Я пойду туда, где пишет свои картины и ничего не подозревает о близящихся событиях художник. Тот, кто, может, станет Художником Моего Города. Я постою у него за плечом, посмотрю на его картины. А он, возможно, опять заметит меня, и снова его было успокоившаяся душа придет в смятение. Может, так и лучше будет – художнику нельзя быть спокойным…
За окном шел дождь. В переулке не было видно ни единого прохожего, во дворе даже кошки попрятались. Впрочем, было еще рано для спешащих с работы горожан. В обычный присутственный день и Андрей еще сидел бы в офисе, вырисовывая очередные интерьеры, но сегодня он уже побывал у заказчика и решил в контору не возвращаться.
Он заварил чай покрепче и сидел на кухне, глядя на серый дождевой сумрак и голые еще ветви деревьев, когда раздался звонок.
«Наверное, соседи», – подумал Андрей. Может, опять у Марьи Николаевны кошка пошла гулять по балконам.
Но каков сюрприз – в дверях стояла Вика!
Мокрая-мокрая – вода ручейками бежала с ее челки, с беретика, с рукавов промокшего на плечах плаща. Мокрая… словно живая. Она вошла, сняла беретик, стряхнула его и обратила на Андрея взгляд, полный просто невыразимой радости.

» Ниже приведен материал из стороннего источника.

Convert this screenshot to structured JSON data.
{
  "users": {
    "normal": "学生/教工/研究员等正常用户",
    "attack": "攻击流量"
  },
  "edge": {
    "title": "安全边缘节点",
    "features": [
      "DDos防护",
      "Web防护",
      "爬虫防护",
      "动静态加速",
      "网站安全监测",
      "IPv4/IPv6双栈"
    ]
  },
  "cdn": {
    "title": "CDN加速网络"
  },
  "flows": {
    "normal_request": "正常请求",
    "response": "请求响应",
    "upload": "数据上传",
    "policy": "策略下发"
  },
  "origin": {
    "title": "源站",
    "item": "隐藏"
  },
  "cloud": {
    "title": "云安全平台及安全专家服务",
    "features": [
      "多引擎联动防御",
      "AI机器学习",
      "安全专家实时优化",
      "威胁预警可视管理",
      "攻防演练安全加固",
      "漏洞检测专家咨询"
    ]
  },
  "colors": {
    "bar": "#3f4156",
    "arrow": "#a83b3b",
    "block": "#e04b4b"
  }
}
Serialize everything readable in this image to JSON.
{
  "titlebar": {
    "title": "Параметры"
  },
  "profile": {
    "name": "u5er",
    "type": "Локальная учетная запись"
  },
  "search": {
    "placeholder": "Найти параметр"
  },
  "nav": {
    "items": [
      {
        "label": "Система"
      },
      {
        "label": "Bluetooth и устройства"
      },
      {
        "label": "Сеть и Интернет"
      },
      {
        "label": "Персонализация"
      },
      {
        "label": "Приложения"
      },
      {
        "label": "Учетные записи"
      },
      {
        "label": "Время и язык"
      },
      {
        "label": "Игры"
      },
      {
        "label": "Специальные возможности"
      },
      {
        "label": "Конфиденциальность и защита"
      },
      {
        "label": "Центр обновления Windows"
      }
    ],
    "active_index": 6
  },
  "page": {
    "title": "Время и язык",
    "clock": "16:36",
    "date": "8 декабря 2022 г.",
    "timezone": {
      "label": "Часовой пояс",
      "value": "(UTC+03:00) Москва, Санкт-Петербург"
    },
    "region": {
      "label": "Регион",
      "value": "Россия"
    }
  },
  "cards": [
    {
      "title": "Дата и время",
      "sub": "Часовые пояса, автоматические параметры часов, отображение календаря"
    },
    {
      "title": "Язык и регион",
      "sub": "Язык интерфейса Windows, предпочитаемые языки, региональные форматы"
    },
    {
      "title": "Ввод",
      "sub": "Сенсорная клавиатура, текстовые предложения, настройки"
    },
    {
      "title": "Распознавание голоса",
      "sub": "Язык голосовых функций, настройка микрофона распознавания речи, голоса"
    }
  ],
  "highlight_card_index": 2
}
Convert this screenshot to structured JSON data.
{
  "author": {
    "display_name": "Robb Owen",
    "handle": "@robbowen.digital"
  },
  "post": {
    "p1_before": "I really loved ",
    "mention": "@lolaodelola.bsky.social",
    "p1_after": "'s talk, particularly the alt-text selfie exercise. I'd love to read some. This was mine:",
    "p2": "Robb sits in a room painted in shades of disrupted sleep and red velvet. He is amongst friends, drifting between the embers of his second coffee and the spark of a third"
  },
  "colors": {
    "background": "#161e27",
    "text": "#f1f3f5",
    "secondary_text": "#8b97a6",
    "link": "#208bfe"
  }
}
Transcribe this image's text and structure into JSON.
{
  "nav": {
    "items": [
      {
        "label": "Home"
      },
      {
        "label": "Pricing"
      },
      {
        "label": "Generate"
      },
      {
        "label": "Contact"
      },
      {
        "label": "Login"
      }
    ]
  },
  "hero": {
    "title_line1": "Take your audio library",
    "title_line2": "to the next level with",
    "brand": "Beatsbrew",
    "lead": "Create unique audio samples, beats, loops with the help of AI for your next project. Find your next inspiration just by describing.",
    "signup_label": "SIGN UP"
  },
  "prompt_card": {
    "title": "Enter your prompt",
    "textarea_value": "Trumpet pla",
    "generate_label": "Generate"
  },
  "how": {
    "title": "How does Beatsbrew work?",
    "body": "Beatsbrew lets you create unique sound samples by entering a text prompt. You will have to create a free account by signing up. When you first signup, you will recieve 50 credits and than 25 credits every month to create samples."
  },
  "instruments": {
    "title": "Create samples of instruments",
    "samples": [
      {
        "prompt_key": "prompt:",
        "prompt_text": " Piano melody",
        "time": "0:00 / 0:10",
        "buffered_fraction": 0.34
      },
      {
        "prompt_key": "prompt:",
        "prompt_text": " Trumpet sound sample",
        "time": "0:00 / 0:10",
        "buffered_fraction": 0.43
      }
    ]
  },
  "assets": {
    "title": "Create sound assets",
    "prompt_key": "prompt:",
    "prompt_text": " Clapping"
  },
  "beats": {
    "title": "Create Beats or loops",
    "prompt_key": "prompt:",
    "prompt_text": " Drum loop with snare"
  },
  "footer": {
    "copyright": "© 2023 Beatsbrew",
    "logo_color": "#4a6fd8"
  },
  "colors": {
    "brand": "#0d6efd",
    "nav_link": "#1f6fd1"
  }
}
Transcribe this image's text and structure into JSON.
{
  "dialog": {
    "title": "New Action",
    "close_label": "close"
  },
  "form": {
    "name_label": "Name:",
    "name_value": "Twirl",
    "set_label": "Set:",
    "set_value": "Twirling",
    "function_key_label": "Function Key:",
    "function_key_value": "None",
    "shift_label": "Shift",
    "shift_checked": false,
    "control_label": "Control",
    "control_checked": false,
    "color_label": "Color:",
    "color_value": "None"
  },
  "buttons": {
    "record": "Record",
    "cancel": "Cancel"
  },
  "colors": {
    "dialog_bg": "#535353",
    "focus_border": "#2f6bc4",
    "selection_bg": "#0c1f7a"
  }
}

– Вика, вы? Как… как вы меня нашли? – сказал он, когда к нему вернулся дар речи.
– Да господи, разве это трудно? – улыбнулась она. – Вы как маяк. Только кое-где пришлось обходить – новые улицы. Мешают…
Андрей, не сводя с нее глаз, повесил ее плащ на вешалку, торопливо вытащил из тумбочки еще тетины меховые тапочки.
– Вот, переобуйтесь. У вас же ноги совсем промокли!
Вика с сомнением посмотрела на свои боты – может быть, даже фабрики «Скороход», вышедшие из моды в далекие довоенные годы.
– Я не… Спасибо!
Мгновение поколебавшись, Андрей распахнул дверь в большую комнату, в мастерскую. Вика радостно заявила:
– Как у вас красиво! Как у настоящего художника.
– То есть я не настоящий? – засмеялся Андрей.
– Настоящий, – шепнула Вика.
– Проходите. – Он повел рукой, приглашая ее в комнату. Пододвинул ей тяжелое кожаное кресло. – Вы не замерзли? Дать вам плед? – В прошлый раз Вика была словно прозрачная, а сегодня – совсем другая. Живая. Что-то изменилось… Вика поерзала в кресле, кресло скрипнуло.
– Не замерзла. Но плед можете мне дать, так мне будет уютнее, – чуть капризно протянула она, забираясь в кресло с ногами. Андрей набросил на нее свой клетчатый плед, и она укуталась в него по самые глаза. – Между прочим, я пью вино, – заявила она. – Почему-то именно вино я пить могу где угодно – хоть у вас, хоть у себя дома. Я проверяла.
Андрей с готовностью вытащил бутылку молдавского кагора.
– Такое пьете?
– Конечно, то, что надо! Давайте скорее бокал. – Она выпростала руку из-под пледа.
Андрей хотел включить свет, но не стал. Зажег три свечи в черном кованом подсвечнике. Вика смотрела сквозь бокал на свечу, и вино в бокале светилось темно-красным. Лицо ее стало пугающе серьезным.
– Андрей, – осторожно заговорила она, пригубив, словно бы для храбрости, – я ведь к вам не просто так пришла. Меня папа прислал и просил вас прийти к нам снова. Он хочет познакомиться с вами и поговорить.
– А… мама ваша ведь сказала, чтобы я…
– Это вовсе не важно, – перебила Вика. – Просто мама боится, что нас… найдут.
Андрей замер с незажженной свечкой в руке.
– Погодите, не зажигайте. Я сама. – Она осторожно и изумленно, словно это было для нее редким праздничным священнодействием, зажгла свечу. Она стояла и смотрела на нее с восторгом ребенка, увидевшего новогоднее нехитрое чудо.
Андрей тихонько забрал у нее свечу и вставил в чашечку подсвечника:
– Я думал, вы огня боитесь.
– Наоборот, я его очень люблю. Люблю греться у печки и внутрь смотреть, как дрова горят. Послушайте, – ее лицо стало очень серьезным, – я должна вам все рассказать.
– Что рассказать, Вика?
– Ну… как мы стали такими.
– Может, потом?
– Нет, сейчас. Я хочу рассказать вам обо всем сама, – строго ответила она. Немного помолчала и все так же строго начала: – Я умерла в тридцать восьмом, двенадцатого ноября. Странно звучит, правда?
– Я уже привык, – отозвался Андрей. – Вы говорите, говорите.
– В общем, мы сначала жили… в Лефортове, на Краснокурсантском.